Foam Rolling aka Self Myo-Fascial Release
Using a tubular foam roller to literally roll over tight areas of muscles and tendons is known as “Myo-Fascial Release”. While it seems counter-intuitive applying steady pressure to muscles and tendons with an emphasis on trigger points (areas of tightness and soreness) has been proven to be a highly effective method for improving mobility.
Since you are in complete control of the amount of pressure applied and how long it is applied you can customize the experience based on your level of sensitivity. Key areas to focus on include the hamstrings, calves, gluteal muscles, latissimus dorsi muscle, and even low back and hip flexors if done with caution.
You can use a tubular foam roller, and they are made in varying levels of firmness from soft to very firm. In addition, there are variations that include a textured surface of varying levels from small to large finger like projections. You can also use balls such as a lacrosse ball, baseball, or tennis ball in a similar fashion. NOTE: the smaller and firmer the object the more pressure it will tend to apply so proceed cautiously.
The technique is to position the foam roller on the floor (on a firm but not hard surface is best). Then position the muscle/s you are targeting on top of the foam roller. For example, for the calf sit on the floor with your target leg extended so that it is on top of the foam roller with the lowest portion of the calf on top of the roller.
Use your hands to lift your butt slightly off the floor to allow you to apply pressure down onto the foam roller. Then literally roll forward slowly over the foam roller paying attention to any trigger points where you notice sensitivity or tightness.
When you find a sensitive area slowly roll back and forth on the spot until you feel it release. With a little experimentation you will learn how much pressure
and speed work best for your physiology.
Self Myo-Fascial Release/Foam Rolling is a great way to start a workout and does a great job of safely improving mobility before a workout and is also great to do between workouts.
Contraindications to Foam Rolling
Pregnancy – during pregnancy ligaments become lax and pressure anywhere on or near the abdomen is to be avoided at all costs so best to skip foam rolling when pregnant.
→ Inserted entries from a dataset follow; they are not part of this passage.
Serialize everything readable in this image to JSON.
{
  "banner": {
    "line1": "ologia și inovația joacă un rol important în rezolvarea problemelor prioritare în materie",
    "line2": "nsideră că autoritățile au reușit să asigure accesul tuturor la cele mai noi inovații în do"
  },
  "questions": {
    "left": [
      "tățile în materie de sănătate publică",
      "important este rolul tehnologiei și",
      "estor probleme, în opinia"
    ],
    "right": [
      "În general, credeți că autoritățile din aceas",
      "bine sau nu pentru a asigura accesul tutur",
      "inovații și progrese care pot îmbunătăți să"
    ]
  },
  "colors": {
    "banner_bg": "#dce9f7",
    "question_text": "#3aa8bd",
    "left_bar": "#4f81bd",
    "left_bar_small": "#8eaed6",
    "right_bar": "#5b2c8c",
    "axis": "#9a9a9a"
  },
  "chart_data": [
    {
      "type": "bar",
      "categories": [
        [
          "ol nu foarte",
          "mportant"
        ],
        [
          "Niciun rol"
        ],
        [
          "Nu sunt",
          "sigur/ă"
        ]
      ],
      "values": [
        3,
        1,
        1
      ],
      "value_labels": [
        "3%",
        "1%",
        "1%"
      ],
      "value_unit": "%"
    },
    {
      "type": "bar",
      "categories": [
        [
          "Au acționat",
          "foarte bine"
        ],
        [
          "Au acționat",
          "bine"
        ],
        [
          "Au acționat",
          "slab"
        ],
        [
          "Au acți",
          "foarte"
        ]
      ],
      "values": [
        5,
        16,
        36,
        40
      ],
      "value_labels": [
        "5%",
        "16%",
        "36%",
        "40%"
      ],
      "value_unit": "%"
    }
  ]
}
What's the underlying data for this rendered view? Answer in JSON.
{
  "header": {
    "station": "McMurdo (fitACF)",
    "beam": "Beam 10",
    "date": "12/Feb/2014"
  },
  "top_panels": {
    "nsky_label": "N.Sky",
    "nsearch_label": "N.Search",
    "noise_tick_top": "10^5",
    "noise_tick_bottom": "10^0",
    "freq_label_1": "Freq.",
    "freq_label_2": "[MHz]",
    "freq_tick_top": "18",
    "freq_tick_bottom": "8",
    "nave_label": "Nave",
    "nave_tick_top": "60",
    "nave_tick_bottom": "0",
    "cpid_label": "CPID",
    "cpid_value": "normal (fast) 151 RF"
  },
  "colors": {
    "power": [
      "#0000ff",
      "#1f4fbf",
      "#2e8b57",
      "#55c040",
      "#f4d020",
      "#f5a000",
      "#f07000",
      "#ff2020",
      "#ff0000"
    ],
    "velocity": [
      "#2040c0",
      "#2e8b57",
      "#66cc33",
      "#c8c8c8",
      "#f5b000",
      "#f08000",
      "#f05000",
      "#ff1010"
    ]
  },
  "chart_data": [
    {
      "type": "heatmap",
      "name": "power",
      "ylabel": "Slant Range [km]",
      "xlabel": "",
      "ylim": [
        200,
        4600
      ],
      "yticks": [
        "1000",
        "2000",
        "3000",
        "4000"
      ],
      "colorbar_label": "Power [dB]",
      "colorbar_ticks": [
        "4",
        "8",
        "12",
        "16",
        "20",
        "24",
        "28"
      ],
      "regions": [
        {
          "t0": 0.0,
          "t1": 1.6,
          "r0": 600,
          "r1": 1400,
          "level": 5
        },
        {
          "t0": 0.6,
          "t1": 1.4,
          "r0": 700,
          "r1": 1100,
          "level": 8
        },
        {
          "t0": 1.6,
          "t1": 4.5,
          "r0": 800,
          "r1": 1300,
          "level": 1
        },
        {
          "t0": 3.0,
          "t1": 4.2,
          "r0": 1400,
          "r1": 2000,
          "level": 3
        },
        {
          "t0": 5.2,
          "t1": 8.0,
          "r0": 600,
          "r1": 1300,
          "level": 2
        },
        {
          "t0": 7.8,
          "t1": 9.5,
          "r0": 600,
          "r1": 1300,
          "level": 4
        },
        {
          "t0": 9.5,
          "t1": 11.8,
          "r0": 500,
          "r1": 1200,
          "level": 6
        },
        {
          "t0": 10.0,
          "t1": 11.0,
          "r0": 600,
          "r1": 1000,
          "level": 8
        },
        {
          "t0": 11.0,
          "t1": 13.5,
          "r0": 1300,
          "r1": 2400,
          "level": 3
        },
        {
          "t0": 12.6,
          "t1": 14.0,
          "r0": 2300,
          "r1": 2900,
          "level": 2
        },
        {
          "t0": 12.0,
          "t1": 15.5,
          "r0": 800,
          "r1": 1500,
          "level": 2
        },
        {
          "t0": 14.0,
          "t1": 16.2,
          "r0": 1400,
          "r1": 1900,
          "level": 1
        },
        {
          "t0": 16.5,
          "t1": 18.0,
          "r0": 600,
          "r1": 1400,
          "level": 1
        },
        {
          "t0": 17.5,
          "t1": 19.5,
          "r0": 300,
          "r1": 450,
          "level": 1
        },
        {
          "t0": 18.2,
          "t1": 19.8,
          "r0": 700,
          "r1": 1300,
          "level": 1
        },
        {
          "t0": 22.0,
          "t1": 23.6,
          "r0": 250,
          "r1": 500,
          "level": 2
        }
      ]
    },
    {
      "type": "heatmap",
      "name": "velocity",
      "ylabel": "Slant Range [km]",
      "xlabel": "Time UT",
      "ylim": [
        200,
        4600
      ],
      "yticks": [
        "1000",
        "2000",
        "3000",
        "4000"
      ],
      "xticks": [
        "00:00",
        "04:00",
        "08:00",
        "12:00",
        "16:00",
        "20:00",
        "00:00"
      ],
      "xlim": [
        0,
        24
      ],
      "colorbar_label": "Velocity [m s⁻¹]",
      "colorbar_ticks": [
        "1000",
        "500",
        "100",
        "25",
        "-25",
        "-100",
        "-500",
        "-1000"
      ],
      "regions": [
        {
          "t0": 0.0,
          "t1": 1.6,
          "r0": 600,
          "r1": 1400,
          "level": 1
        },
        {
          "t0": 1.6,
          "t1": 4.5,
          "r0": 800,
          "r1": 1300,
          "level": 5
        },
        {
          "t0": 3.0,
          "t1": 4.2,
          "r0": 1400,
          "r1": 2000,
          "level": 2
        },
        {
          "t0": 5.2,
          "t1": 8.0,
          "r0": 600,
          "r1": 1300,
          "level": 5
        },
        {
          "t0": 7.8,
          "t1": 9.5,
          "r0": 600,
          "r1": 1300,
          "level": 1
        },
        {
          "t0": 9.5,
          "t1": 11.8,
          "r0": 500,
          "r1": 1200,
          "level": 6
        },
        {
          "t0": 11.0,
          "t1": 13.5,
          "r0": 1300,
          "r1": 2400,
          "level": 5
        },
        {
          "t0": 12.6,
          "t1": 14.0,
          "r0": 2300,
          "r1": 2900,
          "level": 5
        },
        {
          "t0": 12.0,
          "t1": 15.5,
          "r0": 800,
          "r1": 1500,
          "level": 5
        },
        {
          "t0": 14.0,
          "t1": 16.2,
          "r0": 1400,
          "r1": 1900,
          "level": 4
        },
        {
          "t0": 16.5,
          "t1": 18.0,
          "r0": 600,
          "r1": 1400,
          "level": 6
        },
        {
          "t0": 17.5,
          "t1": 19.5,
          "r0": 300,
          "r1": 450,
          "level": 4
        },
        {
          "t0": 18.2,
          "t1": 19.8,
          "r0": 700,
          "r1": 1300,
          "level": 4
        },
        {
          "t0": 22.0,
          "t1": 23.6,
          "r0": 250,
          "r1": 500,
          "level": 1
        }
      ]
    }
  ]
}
Osteoporosis – soft bones and additional pressure are not a good combination so best to avoid foam rolling without a physician’s permission if you have moderate to severe osteoporosis.
Intervertebral Disc Issues – anyone with disc problems in their spine should be cautious with foam rolling because pressure in the wrong areas can create problems so again get guidance from a medical professional if you have an disc issues in your spine.
Inability to support bodyweight on arms or legs – foam rolling cannot be done safely if a person lacks the strength to support their bodyweight on their arms and/or legs.